Kemenangan ini mengakhiri dominasi Thailand yang tak terkalahkan selama lima edisi SEA Games berturut-turut—termasuk kemenangan atas Indonesia di final edisi 2021. Selama 18 tahun, medali emas futsal putra selalu milik Thailand, baik melalui sistem round robin maupun final langsung.
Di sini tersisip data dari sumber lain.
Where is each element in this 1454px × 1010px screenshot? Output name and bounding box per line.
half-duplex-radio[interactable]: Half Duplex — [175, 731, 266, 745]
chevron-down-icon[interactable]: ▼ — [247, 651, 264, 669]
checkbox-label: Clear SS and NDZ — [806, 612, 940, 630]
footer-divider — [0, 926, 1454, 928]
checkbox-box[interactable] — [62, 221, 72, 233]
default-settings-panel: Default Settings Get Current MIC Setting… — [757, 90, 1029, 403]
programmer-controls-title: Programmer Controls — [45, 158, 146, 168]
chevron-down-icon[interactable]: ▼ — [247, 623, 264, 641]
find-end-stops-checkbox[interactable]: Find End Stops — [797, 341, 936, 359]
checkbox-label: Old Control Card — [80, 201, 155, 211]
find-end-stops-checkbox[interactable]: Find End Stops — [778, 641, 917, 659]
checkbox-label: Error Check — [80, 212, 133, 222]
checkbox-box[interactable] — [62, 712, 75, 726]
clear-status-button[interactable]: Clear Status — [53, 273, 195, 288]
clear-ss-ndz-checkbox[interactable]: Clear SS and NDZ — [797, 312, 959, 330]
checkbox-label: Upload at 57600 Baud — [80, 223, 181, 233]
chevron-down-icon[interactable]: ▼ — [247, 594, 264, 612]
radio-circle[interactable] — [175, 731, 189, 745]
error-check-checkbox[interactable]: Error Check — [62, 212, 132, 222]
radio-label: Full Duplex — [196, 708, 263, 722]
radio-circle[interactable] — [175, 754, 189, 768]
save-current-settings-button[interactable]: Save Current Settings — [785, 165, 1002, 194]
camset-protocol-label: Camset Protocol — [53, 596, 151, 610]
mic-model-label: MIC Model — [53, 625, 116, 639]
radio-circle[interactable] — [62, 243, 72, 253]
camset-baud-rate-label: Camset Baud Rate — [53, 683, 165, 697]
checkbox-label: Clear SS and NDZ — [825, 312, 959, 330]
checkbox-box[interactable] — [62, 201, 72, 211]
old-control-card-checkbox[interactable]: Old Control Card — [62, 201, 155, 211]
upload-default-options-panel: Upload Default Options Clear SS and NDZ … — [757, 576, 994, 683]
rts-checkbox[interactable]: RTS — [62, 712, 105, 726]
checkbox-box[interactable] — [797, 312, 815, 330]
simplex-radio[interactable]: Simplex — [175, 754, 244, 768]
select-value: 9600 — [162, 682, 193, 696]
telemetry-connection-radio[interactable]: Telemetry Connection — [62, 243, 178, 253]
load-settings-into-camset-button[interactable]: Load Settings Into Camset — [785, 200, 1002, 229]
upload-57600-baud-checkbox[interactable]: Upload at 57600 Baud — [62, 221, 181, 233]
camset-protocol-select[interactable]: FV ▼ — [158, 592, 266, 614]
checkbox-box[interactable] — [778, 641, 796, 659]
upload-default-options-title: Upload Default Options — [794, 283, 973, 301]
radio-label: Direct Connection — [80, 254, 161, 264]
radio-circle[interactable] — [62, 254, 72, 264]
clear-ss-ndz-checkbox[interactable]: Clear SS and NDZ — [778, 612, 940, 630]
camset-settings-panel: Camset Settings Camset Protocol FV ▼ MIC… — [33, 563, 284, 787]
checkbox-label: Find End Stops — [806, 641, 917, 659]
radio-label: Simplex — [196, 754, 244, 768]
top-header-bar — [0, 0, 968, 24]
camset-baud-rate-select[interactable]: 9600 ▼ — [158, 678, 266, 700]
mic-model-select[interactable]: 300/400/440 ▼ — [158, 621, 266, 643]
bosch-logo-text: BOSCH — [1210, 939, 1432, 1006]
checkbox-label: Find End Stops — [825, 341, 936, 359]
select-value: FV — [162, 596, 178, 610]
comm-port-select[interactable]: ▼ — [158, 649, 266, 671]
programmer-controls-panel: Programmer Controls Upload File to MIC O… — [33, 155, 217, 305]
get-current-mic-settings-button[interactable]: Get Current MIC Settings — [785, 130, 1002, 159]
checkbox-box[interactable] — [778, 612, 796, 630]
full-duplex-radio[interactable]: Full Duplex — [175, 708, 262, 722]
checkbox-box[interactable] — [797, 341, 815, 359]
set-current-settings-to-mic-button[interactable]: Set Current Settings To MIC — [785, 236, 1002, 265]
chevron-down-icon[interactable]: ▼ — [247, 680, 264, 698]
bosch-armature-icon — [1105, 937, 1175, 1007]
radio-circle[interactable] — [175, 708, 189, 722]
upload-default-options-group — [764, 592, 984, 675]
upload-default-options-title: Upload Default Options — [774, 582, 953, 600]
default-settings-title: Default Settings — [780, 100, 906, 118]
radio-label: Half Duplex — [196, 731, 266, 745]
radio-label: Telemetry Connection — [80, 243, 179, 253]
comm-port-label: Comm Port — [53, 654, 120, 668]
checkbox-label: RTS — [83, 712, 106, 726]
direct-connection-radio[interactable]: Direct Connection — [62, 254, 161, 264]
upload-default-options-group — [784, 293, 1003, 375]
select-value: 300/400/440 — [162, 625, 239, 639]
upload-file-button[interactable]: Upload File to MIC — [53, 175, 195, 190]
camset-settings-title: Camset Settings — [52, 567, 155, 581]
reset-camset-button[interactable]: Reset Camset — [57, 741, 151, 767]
Namun malam itu, skuad asuhan pelatih Hector Souto tampil tanpa kompromi. Indonesia langsung menekan sejak menit awal. Pada menit ke-12, Firman Adriansyah membuka keunggulan lewat penalti setelah Samuel Eko dijegal di kotak penalti. Lima menit berselang, Syauqi Saud menggandakan skor dengan tembakan keras yang tak terbendung, membawa Indonesia unggul 2-0 saat turun minum.
Di babak kedua, dominasi Merah-Putih semakin tak terbendung. Samuel Eko mencetak gol spektakuler dari jarak jauh, sementara Dewa Rizki memanfaatkan kesalahan Thailand saat menerapkan strategi power play untuk menjebol gawang kosong.
Bintang laga ini adalah Ardiansyah Nur, yang mencetak dua gol—termasuk satu tembakan jarak jauh ke gawang kosong saat Thailand kembali menarik kipernya. Satu-satunya gol hiburan Thailand diciptakan oleh Krit Aransanyalak pada menit ke-36, namun tak cukup mengubah jalannya pertandingan.
Hasil ini menjadi puncak perjalanan panjang futsal Indonesia di SEA Games. Sebelumnya, prestasi terbaik hanyalah medali perunggu (2007, 2011, 2013) dan perak (2021). Kini, penantian 18 tahun berakhir manis di bawah sorotan lampu stadion Thailand.
Kemenangan 6-1 bukan sekadar angka—tapi simbol kebangkitan futsal Indonesia menuju level yang lebih tinggi, baik di kawasan maupun di panggung Asia. Dengan generasi pemain muda yang tajam dan taktik yang matang, Timnas Futsal menunjukkan bahwa Asia Tenggara kini punya penguasa baru.